Well it’s finally happened. Pakistan has sold itself to the IMF for the next 2 years.
Pakistan claims that the necessary tax revenue increases needed for the IMF agreement can be done by plugging holes in the existing revenue collection. The IMF claims that Pakistan will have to introduce additional taxes.
Daily Times - Leading News Resource of Pakistan
KARACHI: The country has finally swallowed the bitter pill of recourse to IMF, for stabilising the ailing economy, by almost shelving the oft-repeated Plan A & B.

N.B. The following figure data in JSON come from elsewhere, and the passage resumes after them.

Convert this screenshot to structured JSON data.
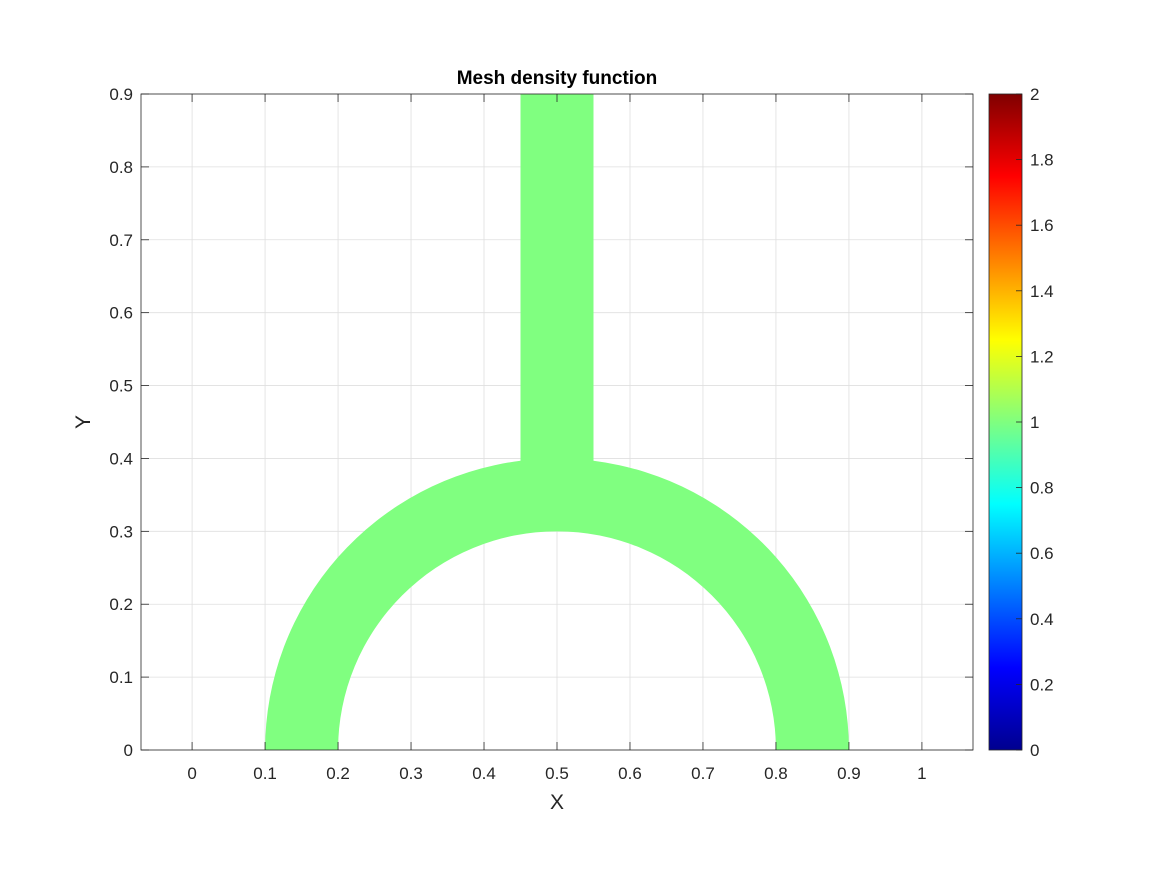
{
  "chart_data": {
    "type": "heatmap",
    "title": "Mesh density function",
    "xlabel": "X",
    "ylabel": "Y",
    "xlim": [
      -0.07,
      1.07
    ],
    "ylim": [
      0,
      0.9
    ],
    "xticks": [
      0,
      0.1,
      0.2,
      0.3,
      0.4,
      0.5,
      0.6,
      0.7,
      0.8,
      0.9,
      1
    ],
    "xtick_labels": [
      "0",
      "0.1",
      "0.2",
      "0.3",
      "0.4",
      "0.5",
      "0.6",
      "0.7",
      "0.8",
      "0.9",
      "1"
    ],
    "yticks": [
      0,
      0.1,
      0.2,
      0.3,
      0.4,
      0.5,
      0.6,
      0.7,
      0.8,
      0.9
    ],
    "ytick_labels": [
      "0",
      "0.1",
      "0.2",
      "0.3",
      "0.4",
      "0.5",
      "0.6",
      "0.7",
      "0.8",
      "0.9"
    ],
    "grid": true,
    "colormap": "jet",
    "clim": [
      0,
      2
    ],
    "colorbar_ticks": [
      0,
      0.2,
      0.4,
      0.6,
      0.8,
      1,
      1.2,
      1.4,
      1.6,
      1.8,
      2
    ],
    "colorbar_tick_labels": [
      "0",
      "0.2",
      "0.4",
      "0.6",
      "0.8",
      "1",
      "1.2",
      "1.4",
      "1.6",
      "1.8",
      "2"
    ],
    "colorbar_position": "right",
    "value": 1,
    "fill_color": "#80ff80",
    "domain": {
      "arch_center": [
        0.5,
        0
      ],
      "arch_inner_radius": 0.3,
      "arch_outer_radius": 0.4,
      "stem_x": [
        0.45,
        0.55
      ],
      "stem_y_top": 0.9
    }
  }
}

Finance Adviser, Shaukat Tarin on Saturday announced that IMF would extend $7.6 billion to Pakistan under 23-months loan arrangement at 3.5 to 4.5 percent interest.
The loan is issued under IMF’s standby facility, which is designed to help countries address short-term balance of payments problems. Stand-Bys have provided the greatest amount of IMF resources. The length of a SBA is typically 12 to 24 months, and repayment is normally expected within 2 to 4 years.
The official announcement has finally put all the speculation, circulating in the cross-section of the country about the possible financial assistance from the IMF, to rest.
“It proves that government miserably failed to secure financial assistance from avenues other than IMF,” suggests the opinions expressed by industrialists, economists and analysts.
An economy considered resilient just one year back collapsed like ninepins and now is compelled to use the IMF option, which is very unpopular amongst the people.